A considerable number of Boers who had never willingly accepted the annexation of their country by the English, had taken the opportunity, offered by the general confusion which reigned after the disaster of the 22nd January, of endeavouring to regain the independence of their state. Mass meetings were held to discuss the subject, and finally a large body of armed men formed a camp at no great distance from Pretoria. The situation appeared a very serious one; and the High Commissioner himself travelled to Pretoria to endeavour by his honeyed words to calm an agitation which might prove so singularly inconvenient should the angry feelings of the indignant Boers find vent in blows. On the 12th of April, just two years from the day of the annexation, Sir B. Frere met a deputation of the Transvaal farmers at Erasmus Spruit, about six miles from Pretoria, and held a long discussion with them upon the subject of their rights and wrongs. They repeatedly and plainly asserted that Sir T. Shepstone had coerced the people into submission by threatening them with the Zulus, and declared unanimously that nothing would satisfy them but the recovery of their liberties. Sir Bartle Frere gave them to understand in return that this was the only thing for which they might not hope. He assured them that he looked upon the voortrekkers as an honour to their race, and that he felt proud to belong to the same stock. The Queen, he told them, felt for them “as for her own children;”[160] and he hoped to tell her that she had “no better subjects in her empire,” than amongst them. The committee, however, retired in complete dissatisfaction, and addressed a petition to Her Majesty, in which they remark, “unwilling subjects but faithful neighbours we will be;” and more than hint that they are prepared to “draw the sword” to prove how much they are in earnest. The excitement, however, calmed down for the time being, and Sir Bartle Frere departed.

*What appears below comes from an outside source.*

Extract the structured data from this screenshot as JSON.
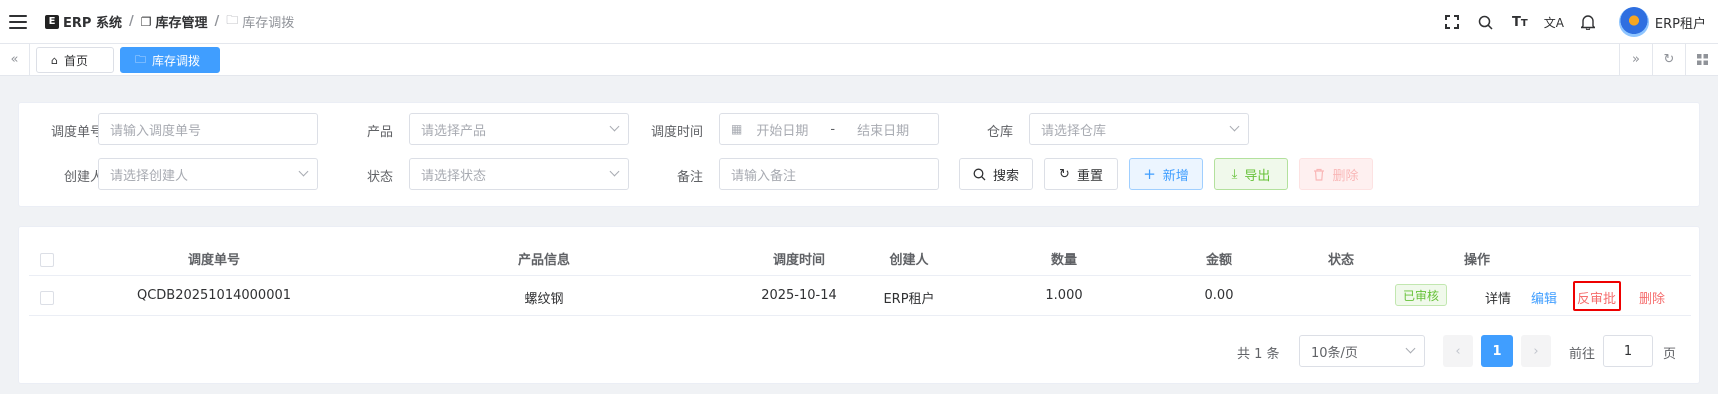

During his stay in Pretoria, he desired Colonel Rowlands to make preparations to resume hostilities against Sikukuni, and accordingly, by the end of May, that officer had increased the number of his mounted volunteers by 450. He then made a vain attempt to induce Lord Chelmsford to spare him another regiment of regular troops; but finding that this was decidedly refused, and that no operations were likely to take place in the Transvaal for some time, he accepted the General’s offer of a brigade in the lower column.
On the arrival of Sir Garnet Wolseley at Port Durnford, he applied to that general for the command in case operations should be resumed in the Transvaal. To this he had a strong claim, both on account of his experience and of his laborious services there; but the request was refused.
CHAPTER XVI.
NO. 4 COLUMN—INTOMBI—INDHLOBANE—KAMBULA—KING’S MESSENGERS.
On January 6th, No. 4 Column, under Colonel Wood, V.C., C.B.—strength previously detailed—crossed the Blood River (the Zulu boundary according to the award of the Commission) and advanced to Bemba’s Kop.